Tout l’enjeu des mesures de pouvoir d’achat pour le gouvernement est de nous faire oublier les impôts (et les futurs impôts) que nous payons en plus ; et d’annoncer ostensiblement les augmentations de pouvoir d’achat qui vont être votées - mais qui auraient eu lieu de toute façon. En effet, sur les quelque 25 milliards annoncés (dont 5 milliards d’indexation des pensions, 1,5 milliard sur les minima sociaux et 7,5 milliards sur l’augmentation du point d’indice des agents publics), une grande proportion serait automatique dès janvier 2023. Le gouvernement accélère donc juste le tempo.
Les retraites de base sont forcément indexées sur l’inflation et les minima sociaux aussi. Même les agents publics ont déjà un dispositif qui leur verse leur différentiel de salaire avec l’inflation. Toute l’affaire pour Bercy est de présenter certaines mesures comme discrétionnaires alors qu’elles sont automatiques. Faire, en somme, ce que Bercy sait le mieux faire: rendre peu d’une main ce que l’on a pris à pleine poignée de l’autre. Tout en soulignant bien que c’est grâce à l’État qu’on s’en sort et que sans lui rien ne serait possible.
Une bonne loi sur le pouvoir d’achat réviserait le barème de l’impôt sur le revenu, or cela n’est prévu que pour 2023 alors que le prélèvement à la source - c’est comme cela qu’on nous l’a «vendu» - permet des ajustements en temps réel. La révision du barème de l’impôt sur le revenu avec la vraie inflation pour 2022 (7 % et pas 1,5 %…) permettrait de faire baisser le poids de cet impôt en 2022 de 5 à 10 % pour les ménages.
Au lieu de faire des chèques - forcement mal ciblés -, augmentons l’abattement forfaitaire pour frais professionnels de 10 à 15 % pour l’ensemble des actifs. Cela aurait un coût d’environ 3,6 milliards d’euros par an, mais serait plus équitable pour tous les contribuables, et ceux qui ne paient pas l’impôt sur le revenu pourraient avoir un crédit d’impôt pour un coût annuel inclus de 0,8 milliard. Idem pour le barème de l’impôt sur la fortune immobilière, il faudrait le réviser de l’inflation, car les biens immobiliers continueront de s’apprécier sur la période, même dans un contexte de resserrement du crédit.
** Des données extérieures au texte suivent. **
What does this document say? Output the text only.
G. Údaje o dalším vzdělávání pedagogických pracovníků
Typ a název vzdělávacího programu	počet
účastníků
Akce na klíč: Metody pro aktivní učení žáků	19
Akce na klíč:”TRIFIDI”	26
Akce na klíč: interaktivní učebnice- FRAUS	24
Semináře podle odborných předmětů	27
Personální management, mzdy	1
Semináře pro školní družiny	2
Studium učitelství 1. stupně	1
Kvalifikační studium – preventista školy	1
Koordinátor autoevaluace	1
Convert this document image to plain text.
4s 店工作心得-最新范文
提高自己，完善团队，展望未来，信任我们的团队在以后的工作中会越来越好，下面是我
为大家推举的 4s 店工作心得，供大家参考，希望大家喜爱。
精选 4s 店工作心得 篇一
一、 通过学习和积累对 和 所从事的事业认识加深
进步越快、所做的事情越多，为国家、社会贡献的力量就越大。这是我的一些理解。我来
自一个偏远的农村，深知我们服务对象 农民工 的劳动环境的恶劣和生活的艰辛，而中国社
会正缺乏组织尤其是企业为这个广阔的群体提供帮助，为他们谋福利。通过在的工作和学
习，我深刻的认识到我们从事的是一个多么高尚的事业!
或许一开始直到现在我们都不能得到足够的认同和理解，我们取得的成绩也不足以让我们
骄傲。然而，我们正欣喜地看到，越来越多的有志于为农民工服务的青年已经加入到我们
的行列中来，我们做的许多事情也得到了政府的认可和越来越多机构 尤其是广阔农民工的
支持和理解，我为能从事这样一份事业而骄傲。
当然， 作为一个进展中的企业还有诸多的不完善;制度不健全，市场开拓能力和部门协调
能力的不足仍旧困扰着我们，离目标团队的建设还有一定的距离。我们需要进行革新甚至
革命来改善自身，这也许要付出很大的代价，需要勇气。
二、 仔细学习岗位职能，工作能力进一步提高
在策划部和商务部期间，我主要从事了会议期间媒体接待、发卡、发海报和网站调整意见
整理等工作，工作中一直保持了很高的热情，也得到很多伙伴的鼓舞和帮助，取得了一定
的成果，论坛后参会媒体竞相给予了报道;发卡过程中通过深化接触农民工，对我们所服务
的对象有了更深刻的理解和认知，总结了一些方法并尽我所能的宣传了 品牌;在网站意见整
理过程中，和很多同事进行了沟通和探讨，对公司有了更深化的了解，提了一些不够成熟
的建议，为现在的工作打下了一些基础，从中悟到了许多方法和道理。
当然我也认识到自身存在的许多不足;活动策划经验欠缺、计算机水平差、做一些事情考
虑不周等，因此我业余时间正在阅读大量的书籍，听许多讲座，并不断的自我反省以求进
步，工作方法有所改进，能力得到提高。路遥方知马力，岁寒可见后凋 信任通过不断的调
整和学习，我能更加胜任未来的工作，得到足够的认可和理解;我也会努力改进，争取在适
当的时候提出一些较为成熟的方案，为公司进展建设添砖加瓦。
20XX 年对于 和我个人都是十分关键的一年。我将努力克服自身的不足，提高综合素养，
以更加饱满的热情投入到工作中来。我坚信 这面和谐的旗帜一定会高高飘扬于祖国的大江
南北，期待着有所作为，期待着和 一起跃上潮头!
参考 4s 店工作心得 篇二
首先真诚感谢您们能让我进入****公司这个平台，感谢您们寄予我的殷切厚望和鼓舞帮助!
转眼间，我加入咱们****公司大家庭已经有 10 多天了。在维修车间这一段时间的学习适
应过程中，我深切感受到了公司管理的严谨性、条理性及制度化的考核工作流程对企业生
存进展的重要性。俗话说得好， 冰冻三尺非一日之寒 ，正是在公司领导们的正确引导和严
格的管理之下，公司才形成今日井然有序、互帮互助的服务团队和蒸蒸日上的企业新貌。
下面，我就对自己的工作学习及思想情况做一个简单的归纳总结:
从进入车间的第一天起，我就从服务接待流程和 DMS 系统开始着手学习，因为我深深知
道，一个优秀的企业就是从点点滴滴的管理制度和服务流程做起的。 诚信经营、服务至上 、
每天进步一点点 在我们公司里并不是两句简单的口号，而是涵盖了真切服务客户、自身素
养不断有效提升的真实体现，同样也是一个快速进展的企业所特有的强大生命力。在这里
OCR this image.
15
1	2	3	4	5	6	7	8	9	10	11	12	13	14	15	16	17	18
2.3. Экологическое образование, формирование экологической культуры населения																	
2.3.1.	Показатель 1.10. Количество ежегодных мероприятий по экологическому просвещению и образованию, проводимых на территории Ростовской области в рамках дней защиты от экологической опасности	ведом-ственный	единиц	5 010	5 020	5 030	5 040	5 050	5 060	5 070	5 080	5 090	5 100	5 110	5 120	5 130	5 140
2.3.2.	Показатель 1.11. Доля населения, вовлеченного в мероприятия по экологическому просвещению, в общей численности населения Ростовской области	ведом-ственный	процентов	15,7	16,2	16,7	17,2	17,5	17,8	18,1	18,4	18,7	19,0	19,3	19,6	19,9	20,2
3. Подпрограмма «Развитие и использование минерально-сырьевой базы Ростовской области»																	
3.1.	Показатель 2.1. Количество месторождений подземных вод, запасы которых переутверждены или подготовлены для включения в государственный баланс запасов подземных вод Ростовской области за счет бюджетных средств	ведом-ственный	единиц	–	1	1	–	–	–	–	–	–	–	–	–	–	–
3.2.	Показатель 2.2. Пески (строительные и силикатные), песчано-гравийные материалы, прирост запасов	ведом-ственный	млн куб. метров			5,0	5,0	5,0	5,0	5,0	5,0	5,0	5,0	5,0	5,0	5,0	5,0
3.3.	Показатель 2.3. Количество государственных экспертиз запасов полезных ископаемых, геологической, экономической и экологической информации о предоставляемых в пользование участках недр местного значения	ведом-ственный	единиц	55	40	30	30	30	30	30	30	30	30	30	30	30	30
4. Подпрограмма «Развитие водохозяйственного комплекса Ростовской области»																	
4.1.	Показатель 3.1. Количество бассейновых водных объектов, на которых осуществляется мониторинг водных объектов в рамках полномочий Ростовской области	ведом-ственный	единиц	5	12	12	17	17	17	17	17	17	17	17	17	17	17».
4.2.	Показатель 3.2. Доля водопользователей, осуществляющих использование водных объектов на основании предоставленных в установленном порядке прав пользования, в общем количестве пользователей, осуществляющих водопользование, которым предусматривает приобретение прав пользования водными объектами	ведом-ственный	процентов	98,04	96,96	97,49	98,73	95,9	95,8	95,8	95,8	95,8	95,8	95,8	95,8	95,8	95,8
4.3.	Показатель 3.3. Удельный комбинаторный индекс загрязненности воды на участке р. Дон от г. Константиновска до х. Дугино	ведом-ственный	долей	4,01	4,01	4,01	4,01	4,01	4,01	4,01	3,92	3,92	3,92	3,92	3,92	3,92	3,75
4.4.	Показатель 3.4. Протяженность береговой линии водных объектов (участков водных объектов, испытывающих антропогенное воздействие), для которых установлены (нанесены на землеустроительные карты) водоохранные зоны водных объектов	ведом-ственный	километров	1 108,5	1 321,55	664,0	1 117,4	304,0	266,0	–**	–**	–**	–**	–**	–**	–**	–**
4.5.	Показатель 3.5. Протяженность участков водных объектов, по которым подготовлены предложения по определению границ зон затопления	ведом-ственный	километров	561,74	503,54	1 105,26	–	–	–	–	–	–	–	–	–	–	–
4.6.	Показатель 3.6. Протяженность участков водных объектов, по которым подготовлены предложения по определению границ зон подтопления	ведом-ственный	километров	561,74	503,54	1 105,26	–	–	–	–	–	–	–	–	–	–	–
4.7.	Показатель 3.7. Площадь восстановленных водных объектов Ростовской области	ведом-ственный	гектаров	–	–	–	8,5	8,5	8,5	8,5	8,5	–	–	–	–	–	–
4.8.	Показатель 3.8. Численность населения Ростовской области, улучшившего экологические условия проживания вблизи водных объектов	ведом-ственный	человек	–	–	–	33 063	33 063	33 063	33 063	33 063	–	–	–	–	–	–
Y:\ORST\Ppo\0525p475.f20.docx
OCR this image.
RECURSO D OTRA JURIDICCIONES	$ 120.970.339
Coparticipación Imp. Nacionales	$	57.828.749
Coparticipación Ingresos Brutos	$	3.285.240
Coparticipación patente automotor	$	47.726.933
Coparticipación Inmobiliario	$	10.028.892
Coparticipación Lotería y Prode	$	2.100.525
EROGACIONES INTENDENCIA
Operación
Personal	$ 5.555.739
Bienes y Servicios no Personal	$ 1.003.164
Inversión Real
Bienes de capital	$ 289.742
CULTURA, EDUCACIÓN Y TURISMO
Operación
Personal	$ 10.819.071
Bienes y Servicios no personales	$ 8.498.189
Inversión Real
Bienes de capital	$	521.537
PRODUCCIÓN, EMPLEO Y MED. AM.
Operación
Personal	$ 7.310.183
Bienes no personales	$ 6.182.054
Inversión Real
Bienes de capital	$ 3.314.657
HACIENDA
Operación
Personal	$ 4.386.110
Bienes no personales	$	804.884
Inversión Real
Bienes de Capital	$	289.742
Supprimer les taxes sur les taxes
Pour alléger les coûts pour les Français et leurs entreprises sur l’énergie, la logique serait de supprimer les taxes sur les taxes. La suppression de la TVA sur les taxes sur l’énergie (TICPE, TICGN, TICFE) baisserait la fiscalité de 11 milliards d’euros par an. On pourrait aussi envisager de les baisser à l’aune des recettes supplémentaires générées par l’inflation en lieu et place de la poursuite du financement du «bouclier énergétique». Débloquons la prime Macron quel que soit le niveau de revenus et que des accords d’intéressements aient été signés ou non dans les entreprises.
L’avantage des mesures qu’on vient d’exposer est qu’elles n’alimentent pas la spirale inflationniste. Baisser les impôts à la fois directs et indirects lorsque les recettes fiscales explosent à cause de l’inflation permet de rendre du pouvoir d’achat aux Français sans alimenter la boucle prix-salaires. Recourir à des primes plutôt qu’à des hausses de salaire généralisées et pérennes également
La question est en somme: veut-on vraiment rendre du pouvoir d’achat sans alimenter l’inflation ou non?